Es ist aber auch möglich, Abluft aus mehreren Räumen zu nutzen, zum Beispiel Küche, Bad und WC. Jeder Raum, der am Abluftsystem teilhaben soll, erhält einen Rohranschluss mit einem Abluftventil, über das die meist durch Abwärme von Leuchten und elektrischen Haushaltsgeräten angewärmte Raumluft zur Wärmepumpe strömt und dort seine thermische Energie abgibt. Eine solche Abluftwärmepumpenanlage stellt im Prinzip ein Lüftungssystem mit Wärmerückgewinnung dar.
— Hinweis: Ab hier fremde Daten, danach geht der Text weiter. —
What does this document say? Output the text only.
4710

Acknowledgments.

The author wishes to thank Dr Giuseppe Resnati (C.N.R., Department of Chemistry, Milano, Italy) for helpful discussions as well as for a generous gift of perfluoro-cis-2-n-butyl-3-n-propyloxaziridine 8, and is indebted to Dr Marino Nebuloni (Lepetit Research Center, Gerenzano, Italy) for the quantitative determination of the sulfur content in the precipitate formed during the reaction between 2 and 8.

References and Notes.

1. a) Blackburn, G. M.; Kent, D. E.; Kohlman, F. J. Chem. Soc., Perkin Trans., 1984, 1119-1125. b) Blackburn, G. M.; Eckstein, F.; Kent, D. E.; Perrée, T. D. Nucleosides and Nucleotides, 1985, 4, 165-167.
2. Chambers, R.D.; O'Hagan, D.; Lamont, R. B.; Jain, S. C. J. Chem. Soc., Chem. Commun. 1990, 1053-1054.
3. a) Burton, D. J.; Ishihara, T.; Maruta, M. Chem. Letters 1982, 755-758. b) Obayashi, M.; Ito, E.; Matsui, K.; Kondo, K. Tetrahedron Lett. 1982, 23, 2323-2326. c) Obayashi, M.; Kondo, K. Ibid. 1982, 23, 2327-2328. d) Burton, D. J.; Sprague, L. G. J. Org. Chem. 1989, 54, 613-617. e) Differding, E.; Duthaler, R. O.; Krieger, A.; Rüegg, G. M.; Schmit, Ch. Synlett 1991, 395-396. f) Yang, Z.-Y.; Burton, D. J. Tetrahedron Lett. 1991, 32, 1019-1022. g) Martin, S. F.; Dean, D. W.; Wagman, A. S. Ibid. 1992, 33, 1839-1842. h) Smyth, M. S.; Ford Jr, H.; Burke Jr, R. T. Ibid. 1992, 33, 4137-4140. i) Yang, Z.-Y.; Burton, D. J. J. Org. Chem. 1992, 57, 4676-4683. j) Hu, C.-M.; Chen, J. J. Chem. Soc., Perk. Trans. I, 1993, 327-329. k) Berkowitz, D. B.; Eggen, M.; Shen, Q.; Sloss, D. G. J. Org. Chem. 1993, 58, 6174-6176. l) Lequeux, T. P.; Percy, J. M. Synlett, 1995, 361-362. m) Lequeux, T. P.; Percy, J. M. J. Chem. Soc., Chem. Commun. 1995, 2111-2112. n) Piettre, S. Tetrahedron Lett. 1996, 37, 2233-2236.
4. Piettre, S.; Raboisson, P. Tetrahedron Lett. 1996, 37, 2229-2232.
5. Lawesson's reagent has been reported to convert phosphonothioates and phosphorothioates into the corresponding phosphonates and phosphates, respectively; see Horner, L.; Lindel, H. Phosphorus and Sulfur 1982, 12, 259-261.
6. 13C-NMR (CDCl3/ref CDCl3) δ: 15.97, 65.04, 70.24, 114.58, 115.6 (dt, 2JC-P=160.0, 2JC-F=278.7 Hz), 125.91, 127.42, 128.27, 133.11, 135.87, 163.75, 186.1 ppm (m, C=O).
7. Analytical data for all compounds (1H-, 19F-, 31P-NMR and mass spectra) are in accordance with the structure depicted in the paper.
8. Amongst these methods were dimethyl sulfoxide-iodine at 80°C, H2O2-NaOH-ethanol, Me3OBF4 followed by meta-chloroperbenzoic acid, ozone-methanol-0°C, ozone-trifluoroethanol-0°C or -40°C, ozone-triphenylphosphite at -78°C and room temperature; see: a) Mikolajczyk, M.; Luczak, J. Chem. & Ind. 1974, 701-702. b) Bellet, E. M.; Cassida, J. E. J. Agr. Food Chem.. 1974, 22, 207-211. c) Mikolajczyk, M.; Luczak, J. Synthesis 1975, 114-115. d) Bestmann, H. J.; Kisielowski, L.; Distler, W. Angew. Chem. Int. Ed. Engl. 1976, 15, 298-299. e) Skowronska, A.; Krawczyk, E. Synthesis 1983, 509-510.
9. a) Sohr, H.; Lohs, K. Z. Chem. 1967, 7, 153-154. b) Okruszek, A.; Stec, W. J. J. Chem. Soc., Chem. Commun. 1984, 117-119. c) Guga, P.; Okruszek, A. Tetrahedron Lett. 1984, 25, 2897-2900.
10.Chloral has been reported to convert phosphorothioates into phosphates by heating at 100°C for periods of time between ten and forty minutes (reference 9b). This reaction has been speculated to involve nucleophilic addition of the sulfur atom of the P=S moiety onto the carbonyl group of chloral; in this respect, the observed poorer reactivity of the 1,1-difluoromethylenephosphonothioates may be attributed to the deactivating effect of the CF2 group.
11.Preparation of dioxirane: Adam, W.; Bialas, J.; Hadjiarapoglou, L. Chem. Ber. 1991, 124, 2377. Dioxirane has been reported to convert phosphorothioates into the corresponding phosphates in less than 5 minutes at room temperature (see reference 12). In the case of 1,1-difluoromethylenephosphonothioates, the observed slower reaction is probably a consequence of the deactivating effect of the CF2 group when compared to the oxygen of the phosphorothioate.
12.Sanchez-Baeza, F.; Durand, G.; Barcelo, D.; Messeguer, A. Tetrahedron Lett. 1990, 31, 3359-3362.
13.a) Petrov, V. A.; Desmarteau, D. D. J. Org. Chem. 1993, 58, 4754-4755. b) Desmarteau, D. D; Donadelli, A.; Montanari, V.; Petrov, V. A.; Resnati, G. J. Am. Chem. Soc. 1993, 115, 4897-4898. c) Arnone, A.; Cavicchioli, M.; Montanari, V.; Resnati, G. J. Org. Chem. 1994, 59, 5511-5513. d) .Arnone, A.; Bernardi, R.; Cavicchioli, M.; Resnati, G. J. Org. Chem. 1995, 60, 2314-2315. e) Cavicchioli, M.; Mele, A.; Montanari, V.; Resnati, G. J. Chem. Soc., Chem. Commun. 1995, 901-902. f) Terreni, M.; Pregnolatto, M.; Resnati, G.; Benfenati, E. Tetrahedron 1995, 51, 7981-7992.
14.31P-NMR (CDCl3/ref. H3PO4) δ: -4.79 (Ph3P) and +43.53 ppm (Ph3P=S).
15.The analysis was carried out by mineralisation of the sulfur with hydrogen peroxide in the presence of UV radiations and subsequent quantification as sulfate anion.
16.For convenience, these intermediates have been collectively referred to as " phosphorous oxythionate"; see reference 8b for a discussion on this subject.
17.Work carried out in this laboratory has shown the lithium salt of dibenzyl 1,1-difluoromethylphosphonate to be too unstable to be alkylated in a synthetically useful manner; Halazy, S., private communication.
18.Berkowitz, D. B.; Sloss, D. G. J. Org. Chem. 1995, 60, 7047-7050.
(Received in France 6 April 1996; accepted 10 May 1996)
1) Download unter wohnungslueftung-ev.de

 

Normen für die Wohnungslüftung

  • DIN 1946-6: Lüftung von Wohnungen – Allgemeine Anforderungen; Anforderungen zur Bemessung, Ausführung und Kennzeichnung; Übergabe/Übernahme (Abnahme) und Instandhaltung
  • DIN 18017-3: Lüftung von Bädern und Toilettenräumen ohne Außenfenster, fens­terloser Sanitärräume – Teil 3: Lüftung mit Ventilatoren
  • DIN 4108-2: Wärmeschutz und Energieeinsparung in Gebäuden: Mindestanforderungen an den Wärmeschutz
  • DIN 18379: VOB Vergabe- und Vertragsordnung für Bauleistungen – Teil C: Allgemeine Technische Vertragsbedingungen für Bauleistungen (ATV) – Raumlufttechnische Anlagen
  • DIN EN 12599: Lüftung von Gebäuden – Prüf- und Messverfahren für die Übergabe raumlufttechnischer Anlagen
  • VDI 3803 Blatt 4: Raumlufttechnik – Geräteanforderungen – Luftfiltersysteme
  • DIN 4719: Lüftung von Wohnungen
  • DIN 4109: Mindestanforderungen Schallschutz
  • MLüAR: Muster-Richtlinie über brandschutztechnische Anforderungen an Lüftungsanlagen, herausgegeben von der Fachkommission Bauaufsicht der Bauministerkonferenz.